Many mysteries remain over equine grass sickness

A mare suffering from grass sickness. She made a full recovery.
A mare suffering from grass sickness. She made a full recovery. © Kirsty Kellaway/Equine Grass Sickness Fund

Equine grass sickness remains an enigma, 100 years after the first cases were identified in Scotland, a scientist says.

“This devastating disease remains one of the great unsolved mysteries in equine medicine,” says Dr Hanspeter Meier, from the Equine Clinic at the University of Berne, Switzerland.

Still not knowing its cause, and therefore lacking any means for causal therapy, the disease continues to be a threat, Meier wrote in the latest issue of Equine Disease Quarterly.

“As its name suggests, grass sickness is strongly associated with grazing and occurs in acute, subacute, and chronic forms with a considerable overlap in clinical signs. The major symptoms relate to partial or complete paralysis of the digestive tract.

“Considering the nature of the damage to the nervous system, combined with epidemiological factors, a type of toxin is suggested as the causative agent.

Meier says many potential causes have been examined, but none has survived scientific scrutiny despite almost 90 years of investigation.

“However, the cause was associated with exposure to grazing or the ground right from the beginning and therefore it was also considered that grass sickness might be a form of botulism.

“The first reports of botulism in horses in connection with feedstuffs were reported in the United States and additional cases also were associated with grazing.

“Beside this, some symptoms of these two diseases are comparable.”

That grass sickness might be caused by Clostridium botulinum was first proposed almost 90 years ago in 1923, Meier said. However, these investigations failed to demonstrate clear evidence and the idea lost favor. Moreover, doubts persisted because of the anaerobic and ubiquitous nature of C. botulinum.

In 1999, new interest in the organism began. Researchers showed that green grass blades can contain botulinum toxin.

“On a European stud where grass sickness occurred twice within eight months, grass and soil samples and necropsy specimens were tested for the presence of bacterial forms and toxin of C. botulinum. Different types of the germ (A-E) and neurotoxin (BoNT) were found and showed that growing grass contained free BoNT.

“Bacterial forms in soil were numerous in May, but were not found in August and September. It is speculated that biofilms adhere to lower parts of the grass and allow C. botulinum to survive within a bacterial consortium while being trapped and protected from dehydration.

“Other indications for the involvement of clostridia are some similarities with the equine atypical myopathy, with Clostridium sordellii as a suspected causative agent.

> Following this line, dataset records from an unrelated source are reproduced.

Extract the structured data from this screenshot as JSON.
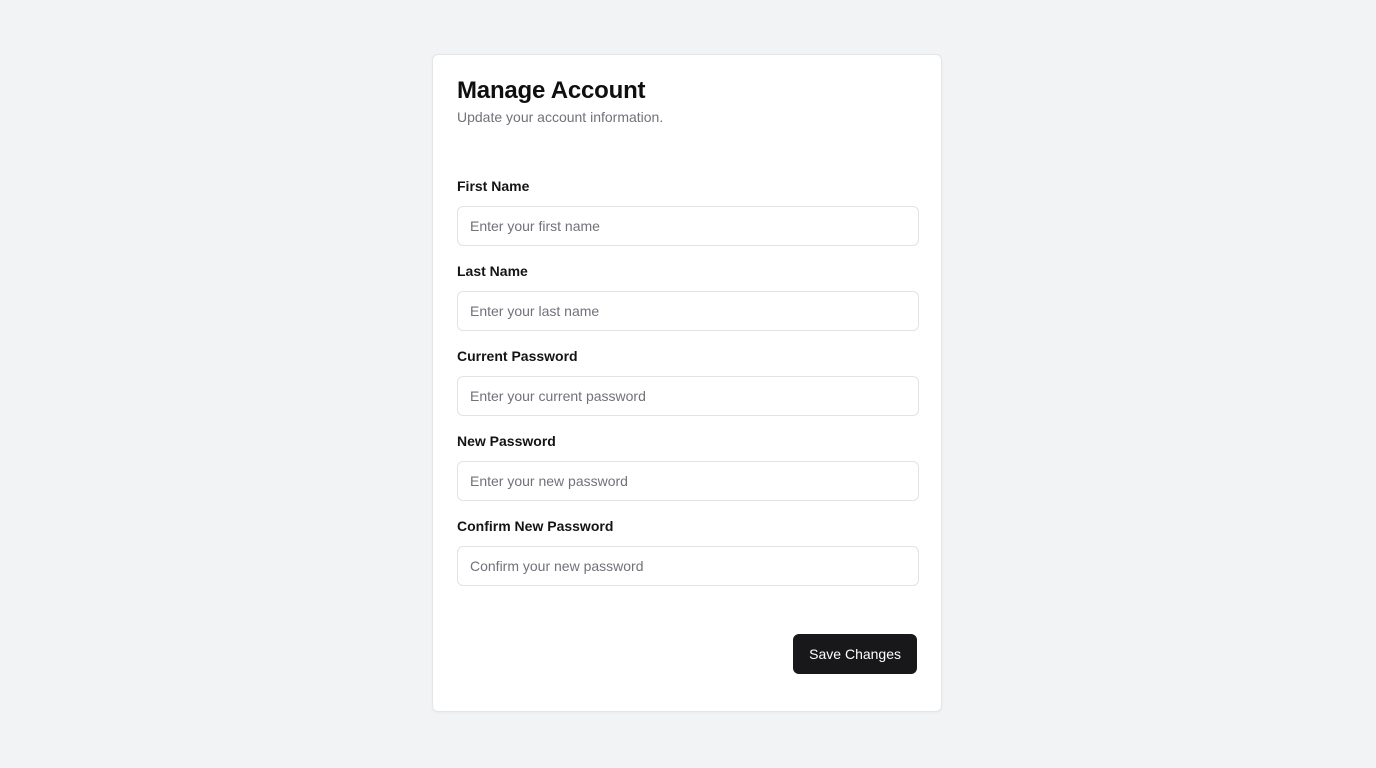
{
  "card": {
    "title": "Manage Account",
    "subtitle": "Update your account information."
  },
  "form": {
    "fields": [
      {
        "label": "First Name",
        "placeholder": "Enter your first name",
        "value": ""
      },
      {
        "label": "Last Name",
        "placeholder": "Enter your last name",
        "value": ""
      },
      {
        "label": "Current Password",
        "placeholder": "Enter your current password",
        "value": ""
      },
      {
        "label": "New Password",
        "placeholder": "Enter your new password",
        "value": ""
      },
      {
        "label": "Confirm New Password",
        "placeholder": "Confirm your new password",
        "value": ""
      }
    ],
    "submit_label": "Save Changes"
  },
  "colors": {
    "page_background": "#f2f3f5",
    "card_background": "#ffffff",
    "primary_button": "#18181b",
    "muted_text": "#71717a"
  }
}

“Here, we also encounter a regional, seasonal, and pasture-associated disorder that is characterized by degenerative alterations. Also, environmental factors seem to influence the incidence of both diseases as well as access to pasture, certain weather conditions and the degree of resistance in older horses. The exact role the toxins of C. sordellii or C. botulinum play in the respective diseases has yet to be defined.”

Researchers in 1924 demonstrated statistically highly significant protection against grass sickness by vaccinating horses with a mixture of botulinum toxin and antitoxin, and today work continues in the United Kingdom toward demonstrating the effectiveness of a botulinum toxoid against equine grass sickness.

“Such progress will take more time, and we must make sure to use other preventive measures to the best of our knowledge. Careful husbandry and meticulous pasture management must be of the highest standards.

“It brings to mind the saying of the French physiologist Claude Bernard (1813-1878): ‘It is not the germ that causes disease but the terrain in which the germ is found’ — an opinion that is older than the grass sickness itself.”